Dopo una giornata concitata, passata a verificare i numeri in consiglio comunale, la maggioranza del sindaco Marco Doria ha deciso di prendere tempo rinviando la discussione sulla cessione di AMIU, l’azienda dei rifiuti del Comune, a IREN multiutility quotata in Borsa, ma formalmente controllata dai comuni di Genova, Torino, Piacenza e Regio Emilia. La decisione però è frutto della mobilitazione dei lavoratori, che lunedì avevano bocciato l’accordo siglato da CGIL, UIL e Fiadel (contraria la CISL), spingendo UIL e Fiadel a ritirare la firma e a convocare un’assemblea davanti al Comune in concomitanza col consiglio comunale. In mattinata l’Unione Lavoratori AMIU (ULA) aveva inviato una lettera ai consiglieri comunali chiedendo loro di votare no alla delibera e spiegando le ragioni dei lavoratori (articolo su Genova24). A luglio, dopo una lunga trattativa, i dipendenti di AMIU avevano approvato un accordo sindacale che prevedeva controllo pubblico e garanzie su occupazione, salari, assunzione dei precari, proroga del contratto di servizio e investimenti in grado di garantire un futuro all’Azienda. Sei mesi dopo il Comune ha di fatto stracciato quell’accordo presentando una delibera che garantisce solo gli interessi di IREN. E il sindacato, CGIL in testa, era pronto a dire sì e ha finito per spaccarsi soltanto grazie alla reazione dei lavoratori che già qualche mese fa gli avevano inflitto una severa batosta bocciando col 77% di voti contrari il rinnovo del contratto nazionale di categoria.

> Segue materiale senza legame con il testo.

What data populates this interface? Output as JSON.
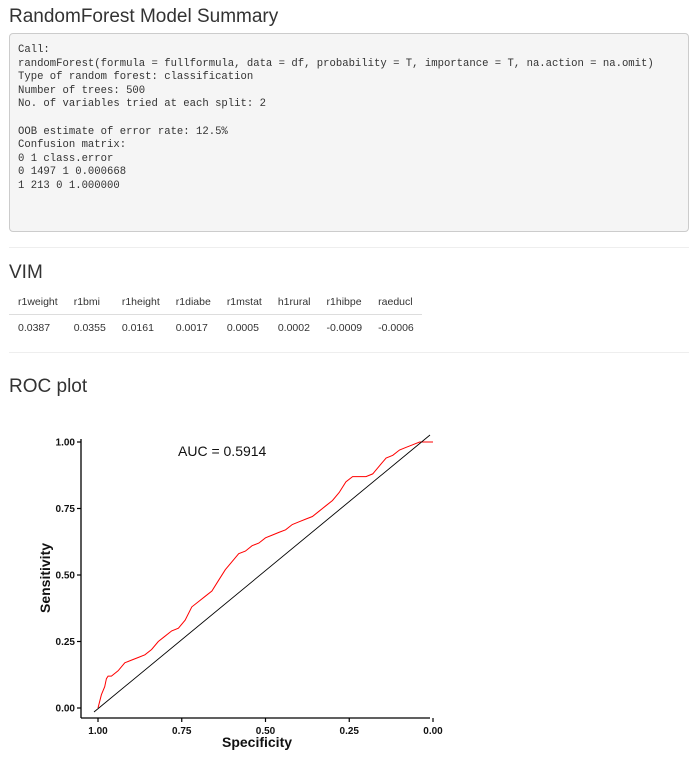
{
  "summary": {
    "title": "RandomForest Model Summary",
    "lines": [
      "Call:",
      "randomForest(formula = fullformula, data = df, probability = T, importance = T, na.action = na.omit)",
      "Type of random forest: classification",
      "Number of trees: 500",
      "No. of variables tried at each split: 2",
      "",
      "OOB estimate of error rate: 12.5%",
      "Confusion matrix:",
      "0 1 class.error",
      "0 1497 1 0.000668",
      "1 213 0 1.000000"
    ]
  },
  "vim": {
    "title": "VIM",
    "headers": [
      "r1weight",
      "r1bmi",
      "r1height",
      "r1diabe",
      "r1mstat",
      "h1rural",
      "r1hibpe",
      "raeducl"
    ],
    "values": [
      "0.0387",
      "0.0355",
      "0.0161",
      "0.0017",
      "0.0005",
      "0.0002",
      "-0.0009",
      "-0.0006"
    ]
  },
  "roc": {
    "title": "ROC plot",
    "chart_data": {
      "type": "line",
      "title": "",
      "xlabel": "Specificity",
      "ylabel": "Sensitivity",
      "annotation": "AUC = 0.5914",
      "x_reversed": true,
      "xlim": [
        1.0,
        0.0
      ],
      "ylim": [
        0.0,
        1.0
      ],
      "x_ticks": [
        "1.00",
        "0.75",
        "0.50",
        "0.25",
        "0.00"
      ],
      "y_ticks": [
        "0.00",
        "0.25",
        "0.50",
        "0.75",
        "1.00"
      ],
      "grid": false,
      "series": [
        {
          "color": "#ff0000",
          "x": [
            1.0,
            0.99,
            0.98,
            0.975,
            0.97,
            0.96,
            0.94,
            0.92,
            0.9,
            0.88,
            0.86,
            0.84,
            0.82,
            0.8,
            0.78,
            0.76,
            0.74,
            0.72,
            0.7,
            0.68,
            0.66,
            0.64,
            0.62,
            0.6,
            0.58,
            0.56,
            0.54,
            0.52,
            0.5,
            0.48,
            0.46,
            0.44,
            0.42,
            0.4,
            0.38,
            0.36,
            0.34,
            0.32,
            0.3,
            0.28,
            0.26,
            0.24,
            0.22,
            0.2,
            0.18,
            0.16,
            0.14,
            0.12,
            0.1,
            0.08,
            0.06,
            0.04,
            0.02,
            0.0
          ],
          "y": [
            0.0,
            0.05,
            0.08,
            0.11,
            0.12,
            0.12,
            0.14,
            0.17,
            0.18,
            0.19,
            0.2,
            0.22,
            0.25,
            0.27,
            0.29,
            0.3,
            0.33,
            0.38,
            0.4,
            0.42,
            0.44,
            0.48,
            0.52,
            0.55,
            0.58,
            0.59,
            0.61,
            0.62,
            0.64,
            0.65,
            0.66,
            0.67,
            0.69,
            0.7,
            0.71,
            0.72,
            0.74,
            0.76,
            0.78,
            0.81,
            0.85,
            0.87,
            0.87,
            0.87,
            0.88,
            0.91,
            0.94,
            0.95,
            0.97,
            0.98,
            0.99,
            1.0,
            1.0,
            1.0
          ]
        },
        {
          "color": "#000000",
          "x": [
            1.0,
            0.0
          ],
          "y": [
            0.0,
            1.0
          ]
        }
      ]
    }
  }
}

Il bilancio di questa vicenda conferma quanto già si era capito nei mesi scorsi. La giunta ‘di sinistra’ di Marco Doria è ostaggio del Gruppo IREN, che ha dettato le condizioni della trattativa. Ma altrettanto potremmo dire di quella a 5 Stelle di Torino di Chiara Appendino, che peraltro a inizio mandato ha ceduto le proprie azioni di IREN a S. Paolo Intesa a garanzia dei propri debiti a condizioni di (stra)favore per la banca. Il sindacato conferma di essere un soggetto inaffidabile per i lavoratori, che non rappresenta più, e quindi anche per il Comune. I lavoratori hanno dimostrato che organizzandosi e mettendo in campo la propria forza sono riusciti a cambiare, almeno per il momento, il corso di una storia che sembrava già scritta. Ieri al termine della seduta del consiglio i capigruppo e gli assessori competenti hanno chiesto un incontro al sindacato, insieme a ULA e ai lavoratori, di fatto riconoscendo che trattare soltanto con un sindacato privo di rappresentatività rischia di non approdare a nulla. Il messaggio che arriva a IREN è chiaro: se anche il Gruppo riuscirà a impadronirsi di AMIU se la dovrà vedere con 1600 lavoratori determinati a difendere i propri diritti. In più la vertenza ha visto entrare in campo le associazioni ambientaliste e quelle dei commercianti, in agitazione per la minaccia di forti aumenti della TARI. Ieri alla manifestazione c’era anche uno striscione degli studenti di Resistenze Internazionali solidali coi lavoratori. Una volta decise le aliquote per il 2017 la rabbia dei cittadini potrebbe allargarsi e tutto ciò avverrebbe in piena campagna elettorale. E’ significativo che alcune associazioni di categoria dei commercianti abbiano avvertito che se il centrodestra decidesse di astenersi invece di votare contro a delibera ciò verrebbe considerato un atto ostile nei confronti dei negozianti.